- Film poster
- French: Quelqu'un d'extraordinaire
- Directed by: Monia Chokri
- Written by: Monia Chokri
- Produced by: Nancy Grant
- Starring: Magalie Lépine-Blondeau
- Cinematography: Josée Deshaies
- Edited by: Xavier Dolan
- Production company: Metafilms
- Distributed by: La Distributrice des films
- Release date: August 13, 2013 (Locarno);
- Running time: 19 minutes
- Country: Canada
- Language: French

= An Extraordinary Person =

An Extraordinary Person (Quelqu'un d'extraordinaire) is a Canadian short drama film, directed by Monia Chokri and released in 2013. The film stars Magalie Lépine-Blondeau as Sarah, a brilliant academic who suffers from severe social anxiety but must cope with seeing many old friends at her colleague's engagement party.
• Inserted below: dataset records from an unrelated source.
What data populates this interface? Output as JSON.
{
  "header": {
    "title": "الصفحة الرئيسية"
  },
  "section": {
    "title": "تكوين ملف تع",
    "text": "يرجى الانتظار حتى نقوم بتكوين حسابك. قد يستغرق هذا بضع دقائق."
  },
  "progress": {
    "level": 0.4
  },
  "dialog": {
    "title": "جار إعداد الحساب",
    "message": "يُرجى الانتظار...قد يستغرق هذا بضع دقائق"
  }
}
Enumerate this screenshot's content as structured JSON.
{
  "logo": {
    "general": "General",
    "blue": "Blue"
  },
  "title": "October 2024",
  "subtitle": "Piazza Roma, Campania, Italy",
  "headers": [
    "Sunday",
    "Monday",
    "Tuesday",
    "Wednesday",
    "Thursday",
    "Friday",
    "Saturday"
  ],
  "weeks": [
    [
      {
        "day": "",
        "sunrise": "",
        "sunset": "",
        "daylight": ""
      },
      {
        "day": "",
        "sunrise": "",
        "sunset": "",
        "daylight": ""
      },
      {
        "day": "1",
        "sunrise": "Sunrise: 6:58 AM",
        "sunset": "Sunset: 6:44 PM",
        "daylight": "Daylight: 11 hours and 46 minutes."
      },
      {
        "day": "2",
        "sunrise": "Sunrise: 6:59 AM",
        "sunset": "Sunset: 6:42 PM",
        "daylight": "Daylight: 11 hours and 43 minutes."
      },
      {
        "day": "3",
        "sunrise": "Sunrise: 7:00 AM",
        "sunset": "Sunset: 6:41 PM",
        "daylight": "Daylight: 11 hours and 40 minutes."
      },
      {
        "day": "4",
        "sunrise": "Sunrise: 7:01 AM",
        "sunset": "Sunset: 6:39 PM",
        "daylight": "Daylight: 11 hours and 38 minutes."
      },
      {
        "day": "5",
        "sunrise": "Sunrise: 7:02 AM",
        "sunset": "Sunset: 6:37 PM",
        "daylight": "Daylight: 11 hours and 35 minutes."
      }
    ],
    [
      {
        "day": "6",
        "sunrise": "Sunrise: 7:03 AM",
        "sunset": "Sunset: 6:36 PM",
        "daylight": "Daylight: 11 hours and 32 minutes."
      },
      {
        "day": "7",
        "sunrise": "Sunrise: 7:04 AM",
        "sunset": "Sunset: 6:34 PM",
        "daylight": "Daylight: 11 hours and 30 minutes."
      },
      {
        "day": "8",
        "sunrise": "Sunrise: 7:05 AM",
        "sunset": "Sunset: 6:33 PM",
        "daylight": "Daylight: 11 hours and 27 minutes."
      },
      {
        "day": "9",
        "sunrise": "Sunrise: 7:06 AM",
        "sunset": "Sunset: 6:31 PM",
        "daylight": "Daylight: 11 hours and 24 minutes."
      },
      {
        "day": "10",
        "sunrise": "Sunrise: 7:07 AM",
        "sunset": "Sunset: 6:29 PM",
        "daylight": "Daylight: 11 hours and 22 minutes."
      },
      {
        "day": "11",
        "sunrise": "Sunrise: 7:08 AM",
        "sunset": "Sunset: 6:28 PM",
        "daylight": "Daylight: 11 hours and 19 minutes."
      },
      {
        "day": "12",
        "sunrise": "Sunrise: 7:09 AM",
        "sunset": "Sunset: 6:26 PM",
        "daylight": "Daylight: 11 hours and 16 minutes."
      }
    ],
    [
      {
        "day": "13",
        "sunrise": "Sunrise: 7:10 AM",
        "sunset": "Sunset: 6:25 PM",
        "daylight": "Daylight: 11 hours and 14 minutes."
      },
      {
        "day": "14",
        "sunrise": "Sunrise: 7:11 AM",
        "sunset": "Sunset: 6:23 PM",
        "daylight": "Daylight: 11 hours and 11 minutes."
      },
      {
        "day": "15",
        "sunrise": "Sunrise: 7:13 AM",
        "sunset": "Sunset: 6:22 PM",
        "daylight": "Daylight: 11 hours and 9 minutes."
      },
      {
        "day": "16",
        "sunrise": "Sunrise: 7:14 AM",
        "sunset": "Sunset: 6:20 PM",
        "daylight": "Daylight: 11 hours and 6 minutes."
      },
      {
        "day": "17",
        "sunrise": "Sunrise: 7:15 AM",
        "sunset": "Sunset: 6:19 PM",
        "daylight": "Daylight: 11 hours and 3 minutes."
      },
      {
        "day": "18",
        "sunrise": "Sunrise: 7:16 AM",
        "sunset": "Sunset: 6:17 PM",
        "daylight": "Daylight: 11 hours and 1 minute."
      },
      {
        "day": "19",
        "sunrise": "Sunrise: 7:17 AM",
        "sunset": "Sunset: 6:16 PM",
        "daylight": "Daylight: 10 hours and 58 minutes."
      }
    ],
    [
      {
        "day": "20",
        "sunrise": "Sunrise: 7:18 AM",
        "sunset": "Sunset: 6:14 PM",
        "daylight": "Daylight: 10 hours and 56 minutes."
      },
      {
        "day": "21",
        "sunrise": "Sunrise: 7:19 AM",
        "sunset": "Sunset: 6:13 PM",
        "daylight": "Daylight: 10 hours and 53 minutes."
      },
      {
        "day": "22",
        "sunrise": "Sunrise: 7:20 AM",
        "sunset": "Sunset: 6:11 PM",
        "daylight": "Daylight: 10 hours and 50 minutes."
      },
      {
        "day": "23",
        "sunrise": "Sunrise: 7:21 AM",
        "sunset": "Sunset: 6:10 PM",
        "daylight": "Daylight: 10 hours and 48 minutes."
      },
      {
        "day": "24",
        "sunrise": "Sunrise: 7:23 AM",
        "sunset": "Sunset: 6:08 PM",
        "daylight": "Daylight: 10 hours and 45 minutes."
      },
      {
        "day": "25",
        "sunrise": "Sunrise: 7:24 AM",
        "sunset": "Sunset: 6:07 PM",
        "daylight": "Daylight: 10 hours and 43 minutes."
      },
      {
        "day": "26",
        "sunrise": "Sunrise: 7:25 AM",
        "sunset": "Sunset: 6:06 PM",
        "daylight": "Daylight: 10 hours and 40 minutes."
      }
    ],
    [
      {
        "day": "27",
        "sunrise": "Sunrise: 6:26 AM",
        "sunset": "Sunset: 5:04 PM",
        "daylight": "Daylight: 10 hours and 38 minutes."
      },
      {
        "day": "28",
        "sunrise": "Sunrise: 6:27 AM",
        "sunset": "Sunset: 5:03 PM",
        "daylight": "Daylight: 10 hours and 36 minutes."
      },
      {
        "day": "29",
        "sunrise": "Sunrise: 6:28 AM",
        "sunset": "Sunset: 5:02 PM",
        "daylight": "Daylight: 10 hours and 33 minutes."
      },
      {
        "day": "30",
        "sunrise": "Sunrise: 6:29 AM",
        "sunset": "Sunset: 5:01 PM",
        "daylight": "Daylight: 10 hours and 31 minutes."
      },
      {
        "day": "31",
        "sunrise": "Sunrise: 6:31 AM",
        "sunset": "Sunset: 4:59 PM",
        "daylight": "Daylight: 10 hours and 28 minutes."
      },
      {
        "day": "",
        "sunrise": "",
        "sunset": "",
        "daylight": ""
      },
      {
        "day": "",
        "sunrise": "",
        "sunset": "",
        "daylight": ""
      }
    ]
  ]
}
The film's cast also includes Anne Dorval, Sophie Cadieux, Evelyne Brochu, Anne-Élisabeth Bossé, Laurence Leboeuf, Marilyn Castonguay and Anne-Marie Cadieux.

The film premiered at the 2013 Locarno Festival, and was named in the Toronto International Film Festival's annual year-end Canada's Top Ten list as one of the ten best Canadian short films of 2013. It won the Prix Jutra for Best Short Film at the 16th Jutra Awards.